British Soap Operas
While soap operas were meat and drink to American commercial broadcasters, the situation in Britain was very different. There was only one broadcaster, initially producing programmes for the radio and later the television, the British Broadcasting Corporation (BBC), whose mission, as laid down by John Reith in 1922, was to “inform, educate, and entertain” and very much in that order.
As a consequence, the BBC was a late adopter of the soap opera, its first foray into the genre being Front Line Family, which first aired in April 1941. It featured the trials and tribulations of the Robinsons during the war and its plots ran story lines about rationing, the Blitz, and family members going missing in action. What was unusual about the programme was that it was not available to a British audience, aired initially on the BBC’s North American short wave service and later on its worldwide service.
Its mission was to entertain, as the rather patronizing instructions to the programme’s writers revealed: “this material appeal to an audience of relatively limited mentality, an audience who believes in thrilleresque, is not squeamish, and is almost completely credulous”. However, there was a much more serious reason for airing it, to encourage America to enter the war to assist Britain in its fight against the Nazis. The Japanese bombing of Pearl Harbour proved more effective, though.
Nevertheless, Front Line Family proved wildly popular, being bought under licence by many commercial station in the United States. Eventually, British audiences were finally able to hear what all the fuss was about when it appeared on the Light Programme schedules as The Robinson Family on July 30, 1945. The radio soap had finally reached Britain.
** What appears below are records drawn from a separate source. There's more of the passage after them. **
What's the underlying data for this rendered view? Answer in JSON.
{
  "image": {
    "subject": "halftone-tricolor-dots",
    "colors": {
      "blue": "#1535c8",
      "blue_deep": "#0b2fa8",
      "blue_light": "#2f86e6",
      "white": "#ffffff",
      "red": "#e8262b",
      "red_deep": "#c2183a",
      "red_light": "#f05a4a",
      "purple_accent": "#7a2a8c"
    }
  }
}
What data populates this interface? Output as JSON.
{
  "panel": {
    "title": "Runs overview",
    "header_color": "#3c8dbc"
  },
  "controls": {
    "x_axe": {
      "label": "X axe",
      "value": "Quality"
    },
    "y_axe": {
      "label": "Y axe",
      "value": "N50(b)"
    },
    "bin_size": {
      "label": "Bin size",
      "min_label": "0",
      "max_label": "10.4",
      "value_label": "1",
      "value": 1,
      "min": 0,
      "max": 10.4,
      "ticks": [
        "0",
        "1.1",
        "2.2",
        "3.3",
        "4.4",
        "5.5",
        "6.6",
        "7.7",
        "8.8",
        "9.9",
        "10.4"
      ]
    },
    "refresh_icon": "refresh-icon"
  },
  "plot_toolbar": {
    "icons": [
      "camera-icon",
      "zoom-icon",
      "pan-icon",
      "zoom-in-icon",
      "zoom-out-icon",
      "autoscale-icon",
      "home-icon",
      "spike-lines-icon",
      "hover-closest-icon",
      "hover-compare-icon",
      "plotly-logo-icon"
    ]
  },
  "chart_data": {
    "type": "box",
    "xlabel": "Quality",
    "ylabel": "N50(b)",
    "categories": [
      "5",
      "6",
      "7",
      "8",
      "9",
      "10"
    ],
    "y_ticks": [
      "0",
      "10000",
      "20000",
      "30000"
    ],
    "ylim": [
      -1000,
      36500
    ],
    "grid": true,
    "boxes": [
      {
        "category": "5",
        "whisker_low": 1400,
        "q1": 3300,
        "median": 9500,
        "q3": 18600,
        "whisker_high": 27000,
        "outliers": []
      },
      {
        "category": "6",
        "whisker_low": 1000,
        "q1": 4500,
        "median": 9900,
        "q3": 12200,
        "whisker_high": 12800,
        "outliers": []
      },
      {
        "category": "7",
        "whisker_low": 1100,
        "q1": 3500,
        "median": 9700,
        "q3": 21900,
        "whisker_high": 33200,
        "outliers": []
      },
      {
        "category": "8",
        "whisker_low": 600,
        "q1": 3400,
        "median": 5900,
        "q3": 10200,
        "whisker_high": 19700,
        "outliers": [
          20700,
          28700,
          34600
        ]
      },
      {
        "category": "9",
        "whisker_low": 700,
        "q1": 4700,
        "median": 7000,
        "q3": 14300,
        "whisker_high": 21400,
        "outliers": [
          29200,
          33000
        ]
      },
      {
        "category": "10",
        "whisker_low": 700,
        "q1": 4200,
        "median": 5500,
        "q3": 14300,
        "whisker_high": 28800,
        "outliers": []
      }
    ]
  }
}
When it was finally taken off the schedules, to protests, in late 1947, it was replaced on January 5, 1948 by Mrs Dale’s Diary, a tale of a suburban doctor and his wife, living at Virginia Lodge in Packwood Hill. Each episode, broadcast every weekday afternoon and then repeated the following morning, began with a short introductory narrative, spoken by Mrs Dale as if she were writing a diary. It ran until April 25,1969, changing its name to The Dales in 1962, and even counted the then Queen Mother amongst its fans. She reportedly said that it was the only way to find out what went on in a middle class family.
The template introduced by Mrs Dale’s Diary and the propaganda mission of Front Line Family were combined to produce what was to become the world’s longest running radio soap, The Archers, first broadcast as a pilot series of five episodes on May 29, 1950 on the BBC Midlands Home Service and then nationally from New Year’s Day 1951. It was used to promote modern farming methods, taking advice from the Ministry of Agriculture, it was for a time 60 per cent entertainment, 30% information, and 10% education. The dramatic episode in which Grace Archer was killed in a fire was even timed to spike the guns of the launch of Britain’s first commercial television station, dominating newspaper coverage the next day.
It was only a matter of time, though, before soap operas gravitated to the increasingly popular medium of television.